We lived ‘lives of what was left’—we experimented, but it wasn’t new; we protested, but it had lost its visibility; we were tempted to follow our elder, cooler siblings into communes and rogue armies, but heard about the psycho Manson and the victimized Hearst before we had a chance to see it with innocent eyes.

And so, what we are most familiar with is disappointment. The old media of networks and newspapers reported on all the latest wildness going on with young adults while we were still old children. Janis, Morrison, Hendrix—all dead just a year or so before we were old enough to attend a concert. On the first day of Woodstock, a VW bug stopped by our front lawn and asked if I wanted to catch a ride upstate with them—being fifteen and broke, I said no. So now Woodstock is a big part of my past—but definitely not in the same sense as those who were three or four years older and attended the event.


For us the boom generation was the spoiled generation—they got to break in all the newest ‘toys’ of modern life: drugs, counter-cultures, sexual freedom, and birth control—while we were of an age formed more by cable TV, personal computers, AIDS, and the Internet. We harvested the wreckage of their dreams: side-affects, addiction, STDs, the pharmaceutical industry, the music industry, the cancelling of our space program, the death of cruising due to an oil shortage, lung cancer, no-smoking laws, the DEA, mass media, post-modern cinema, shooting sprees, and policing the world instead of supporting or assisting it.

While the world still changes, even faster now than then, it seems like they were the favored children, granted the 20th century’s explosion of innovation and liberty—the last to ever grab for all the gusto without any nagging concern for the inevitable consequences. And if it all turned to sand and slipped through their fingers, they did hold it in their hands—we just stood by and watched each new wonder become an old problem.

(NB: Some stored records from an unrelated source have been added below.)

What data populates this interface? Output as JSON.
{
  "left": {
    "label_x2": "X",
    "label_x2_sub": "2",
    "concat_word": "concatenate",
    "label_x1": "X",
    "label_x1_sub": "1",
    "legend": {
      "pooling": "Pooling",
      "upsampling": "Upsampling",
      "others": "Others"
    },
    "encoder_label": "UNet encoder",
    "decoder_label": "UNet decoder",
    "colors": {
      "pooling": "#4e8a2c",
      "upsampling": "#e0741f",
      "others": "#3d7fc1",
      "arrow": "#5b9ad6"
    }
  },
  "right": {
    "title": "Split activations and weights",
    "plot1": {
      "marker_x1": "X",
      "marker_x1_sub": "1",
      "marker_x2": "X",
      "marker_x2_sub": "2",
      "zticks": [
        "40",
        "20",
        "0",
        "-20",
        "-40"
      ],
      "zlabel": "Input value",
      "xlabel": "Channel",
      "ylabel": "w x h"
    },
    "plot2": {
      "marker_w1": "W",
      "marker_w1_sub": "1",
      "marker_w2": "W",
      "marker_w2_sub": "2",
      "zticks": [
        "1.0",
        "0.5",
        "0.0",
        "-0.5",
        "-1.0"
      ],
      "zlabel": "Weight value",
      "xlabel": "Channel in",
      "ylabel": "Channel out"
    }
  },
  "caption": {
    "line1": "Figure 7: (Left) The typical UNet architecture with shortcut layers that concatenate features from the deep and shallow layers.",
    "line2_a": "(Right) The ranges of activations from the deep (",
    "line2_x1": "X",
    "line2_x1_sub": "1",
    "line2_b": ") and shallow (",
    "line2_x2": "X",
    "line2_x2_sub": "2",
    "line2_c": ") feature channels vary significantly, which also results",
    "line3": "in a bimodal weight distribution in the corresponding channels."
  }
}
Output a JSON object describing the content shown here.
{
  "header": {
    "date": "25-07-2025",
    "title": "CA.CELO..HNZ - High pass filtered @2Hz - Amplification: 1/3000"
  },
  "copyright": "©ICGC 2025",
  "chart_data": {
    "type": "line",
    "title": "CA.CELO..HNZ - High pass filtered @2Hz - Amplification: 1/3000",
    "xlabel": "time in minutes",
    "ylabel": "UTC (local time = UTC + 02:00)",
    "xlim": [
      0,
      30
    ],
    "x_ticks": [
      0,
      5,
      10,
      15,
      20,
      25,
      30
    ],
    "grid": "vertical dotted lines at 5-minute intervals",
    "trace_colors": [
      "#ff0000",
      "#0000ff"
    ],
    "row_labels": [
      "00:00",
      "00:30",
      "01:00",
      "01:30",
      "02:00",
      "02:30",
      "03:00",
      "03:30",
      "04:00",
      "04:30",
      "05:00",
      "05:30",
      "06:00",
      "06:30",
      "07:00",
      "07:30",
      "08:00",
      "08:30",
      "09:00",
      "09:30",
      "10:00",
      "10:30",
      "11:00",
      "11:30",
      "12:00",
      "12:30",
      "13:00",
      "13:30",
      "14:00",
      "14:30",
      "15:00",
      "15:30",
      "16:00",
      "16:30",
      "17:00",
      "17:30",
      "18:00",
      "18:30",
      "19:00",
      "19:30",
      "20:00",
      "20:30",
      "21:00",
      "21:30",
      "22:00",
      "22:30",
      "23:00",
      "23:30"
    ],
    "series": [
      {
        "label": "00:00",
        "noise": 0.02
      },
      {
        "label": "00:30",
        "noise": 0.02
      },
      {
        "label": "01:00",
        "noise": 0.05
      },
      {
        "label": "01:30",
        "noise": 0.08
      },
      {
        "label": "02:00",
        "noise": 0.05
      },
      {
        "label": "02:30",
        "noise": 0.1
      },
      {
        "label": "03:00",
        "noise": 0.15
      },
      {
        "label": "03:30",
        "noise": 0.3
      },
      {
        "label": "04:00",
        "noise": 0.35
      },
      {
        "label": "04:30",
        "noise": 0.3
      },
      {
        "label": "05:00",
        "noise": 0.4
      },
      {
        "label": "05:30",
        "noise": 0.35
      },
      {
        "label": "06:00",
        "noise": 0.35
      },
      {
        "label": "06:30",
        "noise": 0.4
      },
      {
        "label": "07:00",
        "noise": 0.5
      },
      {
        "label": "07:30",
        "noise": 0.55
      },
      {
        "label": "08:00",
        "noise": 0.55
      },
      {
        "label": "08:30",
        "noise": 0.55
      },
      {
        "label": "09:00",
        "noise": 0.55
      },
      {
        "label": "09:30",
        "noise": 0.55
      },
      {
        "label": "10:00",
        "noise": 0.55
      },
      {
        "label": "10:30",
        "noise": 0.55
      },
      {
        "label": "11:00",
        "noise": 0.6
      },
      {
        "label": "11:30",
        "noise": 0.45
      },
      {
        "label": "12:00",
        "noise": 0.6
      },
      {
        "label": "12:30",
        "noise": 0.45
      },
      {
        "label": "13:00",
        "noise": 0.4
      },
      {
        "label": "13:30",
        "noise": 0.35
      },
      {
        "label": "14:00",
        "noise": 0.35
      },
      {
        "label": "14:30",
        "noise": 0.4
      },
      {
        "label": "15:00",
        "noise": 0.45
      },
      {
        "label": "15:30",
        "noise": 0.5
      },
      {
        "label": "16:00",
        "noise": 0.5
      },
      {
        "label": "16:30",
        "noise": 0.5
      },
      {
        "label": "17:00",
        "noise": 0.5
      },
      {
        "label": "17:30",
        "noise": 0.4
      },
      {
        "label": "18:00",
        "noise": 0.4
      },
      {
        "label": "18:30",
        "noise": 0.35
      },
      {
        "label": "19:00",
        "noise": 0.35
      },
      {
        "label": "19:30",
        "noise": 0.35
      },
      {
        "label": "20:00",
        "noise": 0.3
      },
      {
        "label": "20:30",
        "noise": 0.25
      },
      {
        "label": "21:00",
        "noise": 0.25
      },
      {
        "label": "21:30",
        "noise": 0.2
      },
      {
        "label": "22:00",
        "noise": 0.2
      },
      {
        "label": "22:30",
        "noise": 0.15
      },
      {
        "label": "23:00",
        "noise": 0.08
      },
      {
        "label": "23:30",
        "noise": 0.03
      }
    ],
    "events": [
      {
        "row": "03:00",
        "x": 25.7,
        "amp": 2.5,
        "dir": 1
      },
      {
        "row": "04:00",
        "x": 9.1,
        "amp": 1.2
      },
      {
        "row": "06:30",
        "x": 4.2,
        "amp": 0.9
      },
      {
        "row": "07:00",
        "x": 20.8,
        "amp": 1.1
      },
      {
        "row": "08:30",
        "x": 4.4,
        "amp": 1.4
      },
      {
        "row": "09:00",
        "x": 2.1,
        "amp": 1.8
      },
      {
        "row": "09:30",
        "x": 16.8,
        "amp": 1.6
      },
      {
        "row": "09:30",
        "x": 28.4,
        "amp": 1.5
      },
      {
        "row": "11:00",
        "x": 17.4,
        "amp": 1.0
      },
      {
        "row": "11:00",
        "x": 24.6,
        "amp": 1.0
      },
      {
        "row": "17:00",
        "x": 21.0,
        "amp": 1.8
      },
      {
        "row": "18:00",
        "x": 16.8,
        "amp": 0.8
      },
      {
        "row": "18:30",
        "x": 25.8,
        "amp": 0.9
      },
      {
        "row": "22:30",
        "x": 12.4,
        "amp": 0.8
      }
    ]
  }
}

Yes, we lived more safely—their trailblazing did spring a few traps that we were then forewarned against, but safety isn’t what young people look for.

And the true, the real, our broadened understanding of what is and what has come before—all these still ring-out as free-er attitudes and a greater sophistication of attitude than those of before, the whole of the rest of history, who saw the world with a superficiality that can never return. We will not go back to accepting segregation. We will not go back to willful gender-inequality. We will never give up the separation of church and state, or the Miranda rights decisions of ‘innocent until proven guilty’, or the protections against bullying parents that abuse both spouse and offspring—physically, mentally, or sexually.


These levels of decency are, as always, a matter of location, regime, and economy. What is taken for granted here in Westchester County would seem a fantasy of impossible enlightenment to citizens of places where warlords continue to press-gang their children ‘soldiers’. But the world as a whole heads towards the advances made in the developed countries, especially the USA. Thus, when some aspect of our thinking goes deep enough to allow acceptance of the formerly unacceptable, it is a global benchmark—and a big part of the reason many of the world’s citizens still dream of coming here to live lives of freedom and dignity.


The victories of the sixties and seventies weren’t the sensationalized behavior of protesters and hippy communes and acid-trippers—these things all paled with the passage of time. But the freedom-conscious thinking of that era helped to end institutionalized segregation, par-for-the-course misogyny, and the shunning of the disabled, the mentally challenged, and the impoverished.

This makes me happy. This is much more enjoyable than getting a police-baton upside the head—so I hold no true grudge against the boomers, I just enjoy complaining. And besides, when does one ever stop resenting ones older siblings for being older?